Gen. 1:26   And God said, Let us make man in our image, after our likeness: and let them have dominion over the fish of the sea, and over the fowl of the air, and over the cattle, and over all the earth, and over every creeping thing that creepeth upon the earth. 27 So God created man in his own image, in the image of God created he him; male and female created he them. 28 And God blessed them, and God said unto them, Be fruitful, and multiply, and replenish the earth, and subdue it: and have dominion over the fish of the sea, and over the fowl of the air, and over every living thing that moveth upon the earth.
Gen. 1:29   And God said, Behold, I have given you every herb bearing seed, which is upon the face of all the earth, and every tree, in the which is the fruit of a tree yielding seed; to you it shall be for meat. 30 And to every beast of the earth, and to every fowl of the air, and to every thing that creepeth upon the earth, wherein there is life, I have given every green herb for meat: and it was so.
Day 6- Man, in the image of God, male and female, with dominion over the creatures.
Dominion mandate- Be fruitful and multiply and replenish the earth and subdue it, have dominion over every living thing.
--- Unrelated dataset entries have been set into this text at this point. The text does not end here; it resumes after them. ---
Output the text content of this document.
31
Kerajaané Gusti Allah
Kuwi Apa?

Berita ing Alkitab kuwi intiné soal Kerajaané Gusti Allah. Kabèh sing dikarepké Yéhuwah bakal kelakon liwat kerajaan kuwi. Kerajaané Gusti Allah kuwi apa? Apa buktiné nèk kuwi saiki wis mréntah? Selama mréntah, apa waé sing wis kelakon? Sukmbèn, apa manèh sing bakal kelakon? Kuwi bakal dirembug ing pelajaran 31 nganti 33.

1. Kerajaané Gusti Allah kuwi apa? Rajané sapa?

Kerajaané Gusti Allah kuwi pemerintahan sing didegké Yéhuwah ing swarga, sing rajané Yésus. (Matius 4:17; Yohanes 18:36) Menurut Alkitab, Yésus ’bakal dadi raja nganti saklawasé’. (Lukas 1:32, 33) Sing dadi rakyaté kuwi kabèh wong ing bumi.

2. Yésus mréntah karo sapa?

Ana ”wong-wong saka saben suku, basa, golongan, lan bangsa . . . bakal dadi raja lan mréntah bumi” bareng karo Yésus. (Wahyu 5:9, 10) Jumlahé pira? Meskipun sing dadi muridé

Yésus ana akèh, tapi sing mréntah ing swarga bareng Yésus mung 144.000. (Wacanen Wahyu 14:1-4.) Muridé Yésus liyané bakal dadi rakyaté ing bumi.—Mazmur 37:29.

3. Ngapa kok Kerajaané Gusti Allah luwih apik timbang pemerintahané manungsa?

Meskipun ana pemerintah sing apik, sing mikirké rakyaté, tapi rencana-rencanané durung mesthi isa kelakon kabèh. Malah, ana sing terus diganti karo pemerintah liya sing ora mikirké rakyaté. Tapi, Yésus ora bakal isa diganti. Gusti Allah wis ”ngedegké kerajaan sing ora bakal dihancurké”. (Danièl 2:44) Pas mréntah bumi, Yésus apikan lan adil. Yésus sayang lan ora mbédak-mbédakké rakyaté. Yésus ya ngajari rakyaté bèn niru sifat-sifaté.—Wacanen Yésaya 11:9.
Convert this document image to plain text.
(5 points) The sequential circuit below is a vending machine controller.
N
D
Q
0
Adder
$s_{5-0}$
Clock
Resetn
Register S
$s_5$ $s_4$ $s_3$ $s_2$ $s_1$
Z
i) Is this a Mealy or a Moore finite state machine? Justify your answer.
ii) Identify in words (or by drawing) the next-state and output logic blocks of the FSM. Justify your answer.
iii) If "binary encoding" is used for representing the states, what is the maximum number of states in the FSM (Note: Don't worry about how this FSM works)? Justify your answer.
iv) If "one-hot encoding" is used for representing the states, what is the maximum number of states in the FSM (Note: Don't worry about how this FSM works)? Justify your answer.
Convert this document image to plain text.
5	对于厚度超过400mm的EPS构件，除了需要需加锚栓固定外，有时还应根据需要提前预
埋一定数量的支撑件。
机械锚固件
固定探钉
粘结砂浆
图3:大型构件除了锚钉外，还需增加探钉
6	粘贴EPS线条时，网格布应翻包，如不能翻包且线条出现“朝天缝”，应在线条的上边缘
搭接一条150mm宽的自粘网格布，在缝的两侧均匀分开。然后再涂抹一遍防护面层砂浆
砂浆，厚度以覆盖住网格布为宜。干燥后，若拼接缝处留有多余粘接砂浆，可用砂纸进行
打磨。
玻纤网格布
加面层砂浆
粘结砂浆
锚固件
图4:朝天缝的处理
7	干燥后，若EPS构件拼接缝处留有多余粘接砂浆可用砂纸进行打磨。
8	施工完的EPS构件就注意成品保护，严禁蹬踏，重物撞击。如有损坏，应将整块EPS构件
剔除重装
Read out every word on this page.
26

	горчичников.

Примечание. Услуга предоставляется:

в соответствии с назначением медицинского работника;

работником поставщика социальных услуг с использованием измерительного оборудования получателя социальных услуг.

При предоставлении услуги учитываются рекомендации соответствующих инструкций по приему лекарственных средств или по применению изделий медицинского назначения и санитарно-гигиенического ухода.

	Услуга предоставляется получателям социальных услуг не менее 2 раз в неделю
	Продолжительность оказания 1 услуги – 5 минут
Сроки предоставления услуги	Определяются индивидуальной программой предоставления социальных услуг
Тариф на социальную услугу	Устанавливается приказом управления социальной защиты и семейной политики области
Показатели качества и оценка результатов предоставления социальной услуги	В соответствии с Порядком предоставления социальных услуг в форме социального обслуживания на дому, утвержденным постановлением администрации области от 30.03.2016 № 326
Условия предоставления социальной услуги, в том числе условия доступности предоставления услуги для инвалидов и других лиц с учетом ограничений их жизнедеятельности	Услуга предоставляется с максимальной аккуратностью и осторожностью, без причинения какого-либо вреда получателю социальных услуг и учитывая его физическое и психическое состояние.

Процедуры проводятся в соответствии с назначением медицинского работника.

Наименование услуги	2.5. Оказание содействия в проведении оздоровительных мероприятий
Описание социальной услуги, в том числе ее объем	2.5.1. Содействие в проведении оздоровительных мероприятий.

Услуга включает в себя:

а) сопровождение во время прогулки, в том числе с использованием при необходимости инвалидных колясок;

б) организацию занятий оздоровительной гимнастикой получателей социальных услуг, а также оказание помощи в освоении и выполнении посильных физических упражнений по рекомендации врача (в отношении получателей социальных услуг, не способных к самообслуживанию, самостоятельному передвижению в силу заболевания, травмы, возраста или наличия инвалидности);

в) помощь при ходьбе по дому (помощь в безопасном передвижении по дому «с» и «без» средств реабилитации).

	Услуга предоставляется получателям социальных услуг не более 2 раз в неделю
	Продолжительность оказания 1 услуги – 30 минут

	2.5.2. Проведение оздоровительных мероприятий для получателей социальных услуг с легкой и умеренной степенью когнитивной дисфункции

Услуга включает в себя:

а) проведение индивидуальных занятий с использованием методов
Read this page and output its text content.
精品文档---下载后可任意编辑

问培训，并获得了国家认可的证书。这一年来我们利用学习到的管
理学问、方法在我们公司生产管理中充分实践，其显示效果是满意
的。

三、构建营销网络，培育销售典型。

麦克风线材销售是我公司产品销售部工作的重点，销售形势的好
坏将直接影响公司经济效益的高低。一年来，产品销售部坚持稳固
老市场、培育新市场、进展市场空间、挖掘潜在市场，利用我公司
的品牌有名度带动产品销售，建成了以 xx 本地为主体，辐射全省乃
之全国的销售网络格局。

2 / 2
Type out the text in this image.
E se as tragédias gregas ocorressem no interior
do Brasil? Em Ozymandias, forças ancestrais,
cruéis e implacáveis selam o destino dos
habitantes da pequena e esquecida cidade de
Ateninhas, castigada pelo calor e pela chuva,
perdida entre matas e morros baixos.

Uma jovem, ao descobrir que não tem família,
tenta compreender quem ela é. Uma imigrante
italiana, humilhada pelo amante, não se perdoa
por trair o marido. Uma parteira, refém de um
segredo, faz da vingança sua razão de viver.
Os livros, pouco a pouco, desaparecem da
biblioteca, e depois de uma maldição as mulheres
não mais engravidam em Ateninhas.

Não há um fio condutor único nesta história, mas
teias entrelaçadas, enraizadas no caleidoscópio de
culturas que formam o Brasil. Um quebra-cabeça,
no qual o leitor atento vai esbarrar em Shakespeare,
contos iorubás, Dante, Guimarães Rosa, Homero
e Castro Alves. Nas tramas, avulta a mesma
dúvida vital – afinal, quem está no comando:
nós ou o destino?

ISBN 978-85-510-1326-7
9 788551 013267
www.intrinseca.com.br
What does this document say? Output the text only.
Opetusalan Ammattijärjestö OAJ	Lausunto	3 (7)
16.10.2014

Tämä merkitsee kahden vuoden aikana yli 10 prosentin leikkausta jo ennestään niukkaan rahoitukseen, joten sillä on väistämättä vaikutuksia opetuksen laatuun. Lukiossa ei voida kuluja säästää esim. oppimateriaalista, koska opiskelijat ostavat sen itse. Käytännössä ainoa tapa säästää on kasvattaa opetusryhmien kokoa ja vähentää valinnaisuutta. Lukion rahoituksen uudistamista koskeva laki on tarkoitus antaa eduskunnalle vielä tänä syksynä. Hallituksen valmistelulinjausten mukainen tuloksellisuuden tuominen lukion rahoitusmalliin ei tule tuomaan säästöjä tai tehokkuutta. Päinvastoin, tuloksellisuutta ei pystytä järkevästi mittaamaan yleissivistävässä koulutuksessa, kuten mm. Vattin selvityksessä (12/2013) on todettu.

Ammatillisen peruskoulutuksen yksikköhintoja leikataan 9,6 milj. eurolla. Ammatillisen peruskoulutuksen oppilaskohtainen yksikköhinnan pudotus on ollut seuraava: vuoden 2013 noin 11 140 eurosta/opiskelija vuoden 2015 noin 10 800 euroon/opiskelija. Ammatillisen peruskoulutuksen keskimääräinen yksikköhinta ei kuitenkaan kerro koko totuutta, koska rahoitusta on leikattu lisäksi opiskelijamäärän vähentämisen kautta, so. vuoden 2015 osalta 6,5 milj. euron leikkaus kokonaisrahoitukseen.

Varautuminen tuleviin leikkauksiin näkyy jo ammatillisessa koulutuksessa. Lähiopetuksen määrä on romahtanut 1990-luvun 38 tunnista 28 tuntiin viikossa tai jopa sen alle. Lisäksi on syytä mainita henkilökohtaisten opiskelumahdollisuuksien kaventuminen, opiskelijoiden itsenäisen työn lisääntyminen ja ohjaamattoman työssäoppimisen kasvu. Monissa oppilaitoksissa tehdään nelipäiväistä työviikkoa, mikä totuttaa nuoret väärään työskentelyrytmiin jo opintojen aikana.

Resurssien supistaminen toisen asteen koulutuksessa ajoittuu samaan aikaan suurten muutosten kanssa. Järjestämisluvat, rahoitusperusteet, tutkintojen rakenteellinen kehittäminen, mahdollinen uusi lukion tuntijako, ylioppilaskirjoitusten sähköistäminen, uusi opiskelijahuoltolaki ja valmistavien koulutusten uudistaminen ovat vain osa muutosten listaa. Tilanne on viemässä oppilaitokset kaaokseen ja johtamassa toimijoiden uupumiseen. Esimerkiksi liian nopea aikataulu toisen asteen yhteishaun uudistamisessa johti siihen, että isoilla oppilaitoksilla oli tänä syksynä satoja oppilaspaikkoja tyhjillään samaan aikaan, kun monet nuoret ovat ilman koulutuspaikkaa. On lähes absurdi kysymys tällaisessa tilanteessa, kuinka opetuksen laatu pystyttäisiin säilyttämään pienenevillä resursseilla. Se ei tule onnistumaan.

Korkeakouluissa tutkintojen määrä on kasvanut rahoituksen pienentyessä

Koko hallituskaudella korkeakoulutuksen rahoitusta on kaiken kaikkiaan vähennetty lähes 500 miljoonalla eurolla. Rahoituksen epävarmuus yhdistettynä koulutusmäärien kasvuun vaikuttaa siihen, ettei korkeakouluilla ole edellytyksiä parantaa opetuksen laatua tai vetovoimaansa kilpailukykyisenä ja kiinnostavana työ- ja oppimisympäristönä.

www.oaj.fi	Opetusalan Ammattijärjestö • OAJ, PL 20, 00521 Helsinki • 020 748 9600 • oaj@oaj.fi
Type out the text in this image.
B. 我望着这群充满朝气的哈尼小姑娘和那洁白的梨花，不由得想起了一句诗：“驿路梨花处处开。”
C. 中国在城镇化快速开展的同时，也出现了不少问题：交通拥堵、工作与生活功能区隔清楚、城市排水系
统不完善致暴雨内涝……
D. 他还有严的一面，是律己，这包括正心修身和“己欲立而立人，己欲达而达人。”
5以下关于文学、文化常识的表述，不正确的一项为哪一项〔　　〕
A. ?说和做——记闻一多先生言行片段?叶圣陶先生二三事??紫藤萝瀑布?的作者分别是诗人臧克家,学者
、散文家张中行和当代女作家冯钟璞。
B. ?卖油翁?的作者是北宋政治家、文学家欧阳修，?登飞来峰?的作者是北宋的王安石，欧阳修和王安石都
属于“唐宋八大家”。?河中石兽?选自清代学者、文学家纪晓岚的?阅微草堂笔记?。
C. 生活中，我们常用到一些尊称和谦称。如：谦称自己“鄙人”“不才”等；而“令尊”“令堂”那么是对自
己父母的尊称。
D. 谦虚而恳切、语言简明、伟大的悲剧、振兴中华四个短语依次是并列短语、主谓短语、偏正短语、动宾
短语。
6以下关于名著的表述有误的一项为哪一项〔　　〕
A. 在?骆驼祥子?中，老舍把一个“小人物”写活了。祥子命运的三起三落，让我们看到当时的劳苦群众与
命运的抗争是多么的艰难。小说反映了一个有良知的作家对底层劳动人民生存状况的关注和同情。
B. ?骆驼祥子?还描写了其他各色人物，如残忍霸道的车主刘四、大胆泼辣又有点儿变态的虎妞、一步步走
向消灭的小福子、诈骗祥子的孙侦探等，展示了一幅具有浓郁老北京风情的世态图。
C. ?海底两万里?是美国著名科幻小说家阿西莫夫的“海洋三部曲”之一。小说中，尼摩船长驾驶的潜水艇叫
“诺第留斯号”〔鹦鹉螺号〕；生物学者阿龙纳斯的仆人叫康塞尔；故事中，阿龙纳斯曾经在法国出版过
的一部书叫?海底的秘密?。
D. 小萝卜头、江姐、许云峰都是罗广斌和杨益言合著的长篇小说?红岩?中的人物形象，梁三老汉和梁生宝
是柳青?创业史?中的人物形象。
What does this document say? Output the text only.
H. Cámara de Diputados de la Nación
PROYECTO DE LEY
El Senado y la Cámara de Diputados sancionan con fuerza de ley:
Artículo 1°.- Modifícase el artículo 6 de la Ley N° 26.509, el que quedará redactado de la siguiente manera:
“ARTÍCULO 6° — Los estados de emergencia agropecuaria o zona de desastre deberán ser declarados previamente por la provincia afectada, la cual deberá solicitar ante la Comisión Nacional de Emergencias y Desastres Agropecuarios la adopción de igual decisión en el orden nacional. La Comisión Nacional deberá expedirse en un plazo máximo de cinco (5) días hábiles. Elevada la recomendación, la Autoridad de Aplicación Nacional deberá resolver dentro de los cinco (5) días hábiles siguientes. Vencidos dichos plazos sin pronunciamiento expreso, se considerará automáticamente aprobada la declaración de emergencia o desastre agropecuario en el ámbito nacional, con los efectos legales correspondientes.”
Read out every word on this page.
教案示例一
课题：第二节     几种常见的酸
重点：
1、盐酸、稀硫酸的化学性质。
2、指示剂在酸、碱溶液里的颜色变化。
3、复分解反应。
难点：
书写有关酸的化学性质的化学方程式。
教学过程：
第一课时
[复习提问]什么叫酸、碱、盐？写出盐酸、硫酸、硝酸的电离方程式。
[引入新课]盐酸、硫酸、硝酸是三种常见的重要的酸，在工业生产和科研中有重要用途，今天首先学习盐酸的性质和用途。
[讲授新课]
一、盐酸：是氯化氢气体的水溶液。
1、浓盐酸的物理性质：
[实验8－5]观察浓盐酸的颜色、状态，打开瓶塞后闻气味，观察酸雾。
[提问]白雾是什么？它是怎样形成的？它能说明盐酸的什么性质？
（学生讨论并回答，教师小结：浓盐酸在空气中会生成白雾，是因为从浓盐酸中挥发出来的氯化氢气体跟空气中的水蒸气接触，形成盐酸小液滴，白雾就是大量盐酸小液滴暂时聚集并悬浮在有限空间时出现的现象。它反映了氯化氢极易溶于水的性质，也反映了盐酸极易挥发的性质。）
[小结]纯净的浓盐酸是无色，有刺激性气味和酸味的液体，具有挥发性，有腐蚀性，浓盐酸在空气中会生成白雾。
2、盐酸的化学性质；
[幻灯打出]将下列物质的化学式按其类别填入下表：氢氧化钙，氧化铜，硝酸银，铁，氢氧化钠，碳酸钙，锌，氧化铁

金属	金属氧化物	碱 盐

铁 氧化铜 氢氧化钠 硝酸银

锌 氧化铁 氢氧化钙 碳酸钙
This mandate flies in the face of modern environmentalism. Man can be the problem, true, but Biblically speaking, man is the answer. The world is not better when man leaves nature by itself. God told man to tend his garden.

EXHORTATION
In the Beginning, God and behold, it was very good.
Gen. 1:31   And God saw everything that he had made, and, behold, it was very good. And the evening and the morning were the sixth day.
Our good God created everything and behold it is all very good. We must acknowledge Him and fully submit to Him. He will not disappoint us.